Enfundados en epis recorrimos las urgencias de la Jiménez Díaz, hasta el último «box» del pasillo, el que nos habían reservado para decirte adiós. Eso sí, tuvo que ser de lejos, sin poder acercarnos a ti.
Al día siguiente fue la incineración y también fuimos unos «afortunados» porque pudimos estar presentes los más próximos. Guardando las distancias entre nosotros, sin tocarnos ni abrazarnos. Apenas estuvimos una hora en el crematorio de La Almudena y cada uno se fue con su dolor y su duelo en silencio para casa. Seguíamos confinados.
El lunes ya teníamos la urna con tus cenizas en casa. En esto también nos podíamos considerar agraciados. Sabíamos que muchos fallecidos habían sido cremados a cientos de kilómetros de sus domicilios y sus familias habían esperado semanas para recoger sus restos.
LAS PERTENENCIAS
Hasta que no terminó el estado de alarma, a finales de junio, no pudimos recoger tus cosas de la residencia. Las habían metido en cajas y estaban en un patio junto a las de los otros fallecidos por la covid.
Quisimos donar tu ropa para otros residentes, pero nos dijeron que estaba totalmente prohibido. Teníamos que llevarnos todo y deshacernos de ello.

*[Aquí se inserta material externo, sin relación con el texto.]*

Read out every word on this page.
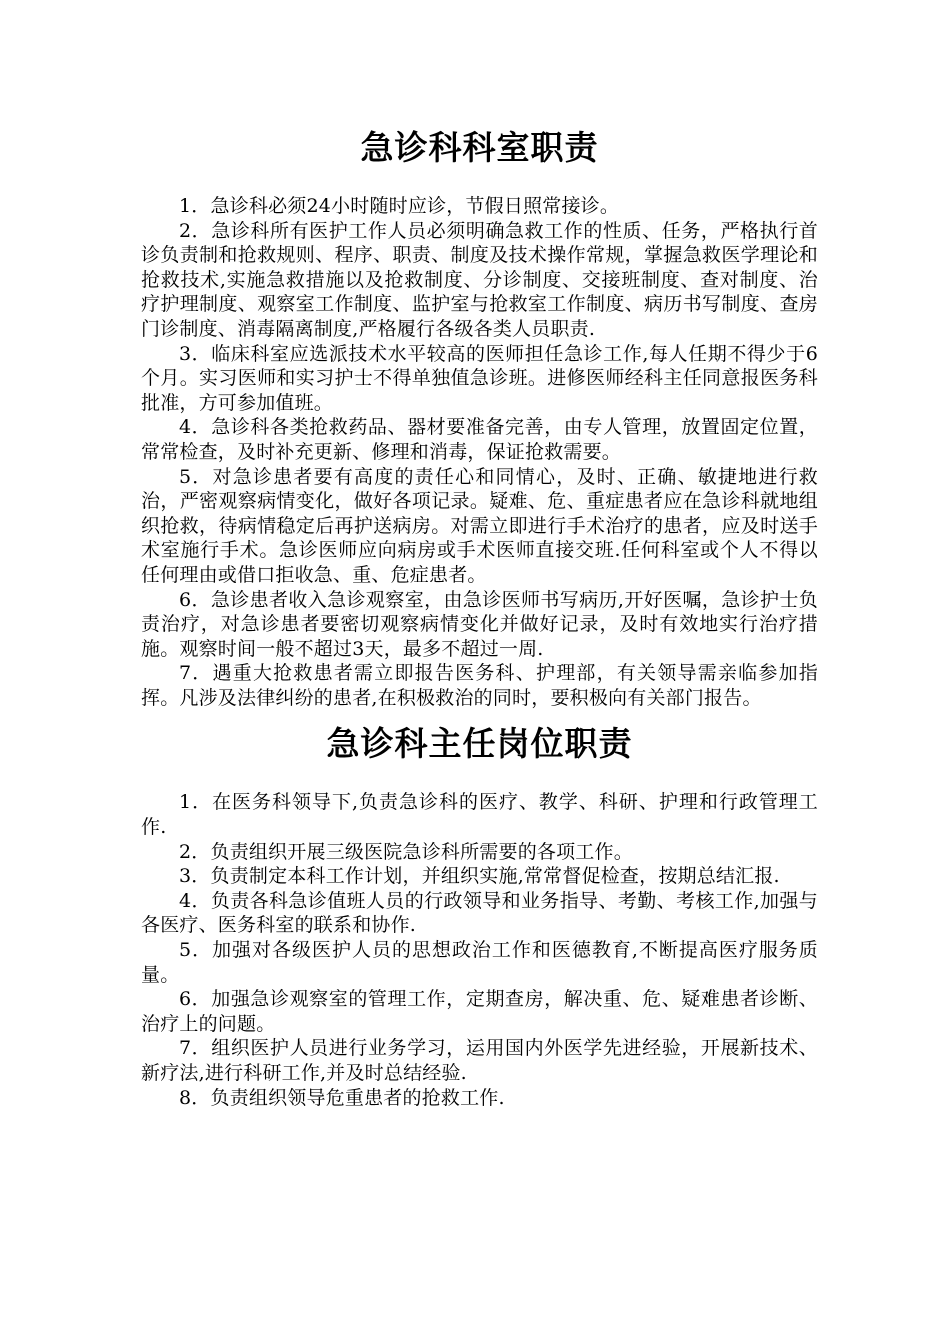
急诊科科室职责

1．急诊科必须24小时随时应诊，节假日照常接诊。

2．急诊科所有医护工作人员必须明确急救工作的性质、任务，严格执行首诊负责制和抢救规则、程序、职责、制度及技术操作常规，掌握急救医学理论和抢救技术,实施急救措施以及抢救制度、分诊制度、交接班制度、查对制度、治疗护理制度、观察室工作制度、监护室与抢救室工作制度、病历书写制度、查房门诊制度、消毒隔离制度,严格履行各级各类人员职责.

3．临床科室应选派技术水平较高的医师担任急诊工作,每人任期不得少于6个月。实习医师和实习护士不得单独值急诊班。进修医师经科主任同意报医务科批准，方可参加值班。

4．急诊科各类抢救药品、器材要准备完善，由专人管理，放置固定位置，常常检查，及时补充更新、修理和消毒，保证抢救需要。

5．对急诊患者要有高度的责任心和同情心，及时、正确、敏捷地进行救治，严密观察病情变化，做好各项记录。疑难、危、重症患者应在急诊科就地组织抢救，待病情稳定后再护送病房。对需立即进行手术治疗的患者，应及时送手术室施行手术。急诊医师应向病房或手术医师直接交班.任何科室或个人不得以任何理由或借口拒收急、重、危症患者。

6．急诊患者收入急诊观察室，由急诊医师书写病历,开好医嘱，急诊护士负责治疗，对急诊患者要密切观察病情变化并做好记录，及时有效地实行治疗措施。观察时间一般不超过3天，最多不超过一周.

7．遇重大抢救患者需立即报告医务科、护理部，有关领导需亲临参加指挥。凡涉及法律纠纷的患者,在积极救治的同时，要积极向有关部门报告。

急诊科主任岗位职责

1．在医务科领导下,负责急诊科的医疗、教学、科研、护理和行政管理工作.

2．负责组织开展三级医院急诊科所需要的各项工作。

3．负责制定本科工作计划，并组织实施,常常督促检查，按期总结汇报.

4．负责各科急诊值班人员的行政领导和业务指导、考勤、考核工作,加强与各医疗、医务科室的联系和协作.

5．加强对各级医护人员的思想政治工作和医德教育,不断提高医疗服务质量。

6．加强急诊观察室的管理工作，定期查房，解决重、危、疑难患者诊断、治疗上的问题。

7．组织医护人员进行业务学习，运用国内外医学先进经验，开展新技术、新疗法,进行科研工作,并及时总结经验.

8．负责组织领导危重患者的抢救工作.
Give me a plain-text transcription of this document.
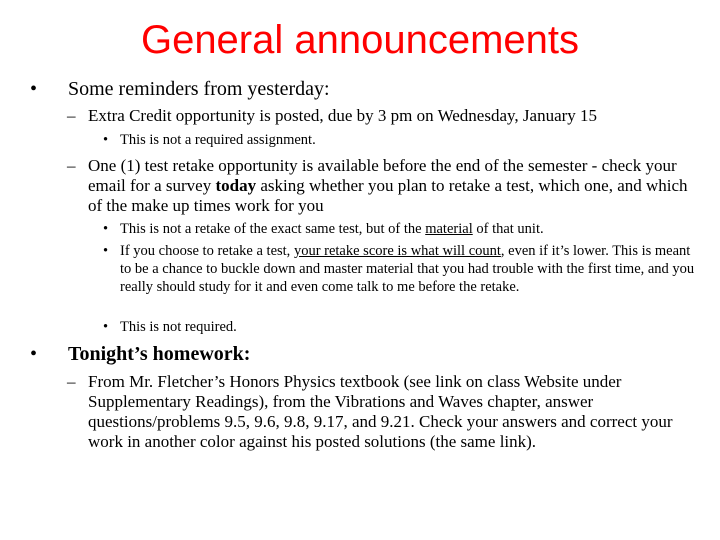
General announcements
• Some reminders from yesterday:
– Extra Credit opportunity is posted, due by 3 pm on Wednesday, January 15
• This is not a required assignment.
– One (1) test retake opportunity is available before the end of the semester - check your email for a survey today asking whether you plan to retake a test, which one, and which of the make up times work for you
• This is not a retake of the exact same test, but of the material of that unit.
• If you choose to retake a test, your retake score is what will count, even if it’s lower. This is meant to be a chance to buckle down and master material that you had trouble with the first time, and you really should study for it and even come talk to me before the retake.
• This is not required.
• Tonight’s homework:
– From Mr. Fletcher’s Honors Physics textbook (see link on class Website under Supplementary Readings), from the Vibrations and Waves chapter, answer questions/problems 9.5, 9.6, 9.8, 9.17, and 9.21. Check your answers and correct your work in another color against his posted solutions (the same link).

Y en la acera, frente a la residencia en la que pasaste tus tres últimos años de vida, protegidos por guantes y mascarillas, abrimos esas cajas y fuimos metiendo tu ropa y objetos personales en bolsas de basura. Lo hicimos en apenas media hora, sin pensar qué significaba esa ropa o esos objetos y sin poder tocar nada, porque el virus que te mató también te había convertido en una «contagiosa».
EL 2020 LLEGA A SU FIN
Esta es tu historia y es la nuestra. Dibuja unos meses muy negros de este 2020 que termina con la esperanza de todos puesta en la vacuna, pero creo que puede ser compartida por todos a los que el virus ha dado tan mala muerte. A los que os habéis ido solos, alejados de familiares y amigos, y sin consuelo.
Por eso, este homenaje a los que tendrías que seguir estando, a todos los que han sufrido en ucis, hospitales o domicilios y a los sanitarios y cuidadores que en todos los rincones del país se han dejado la piel por atenderos.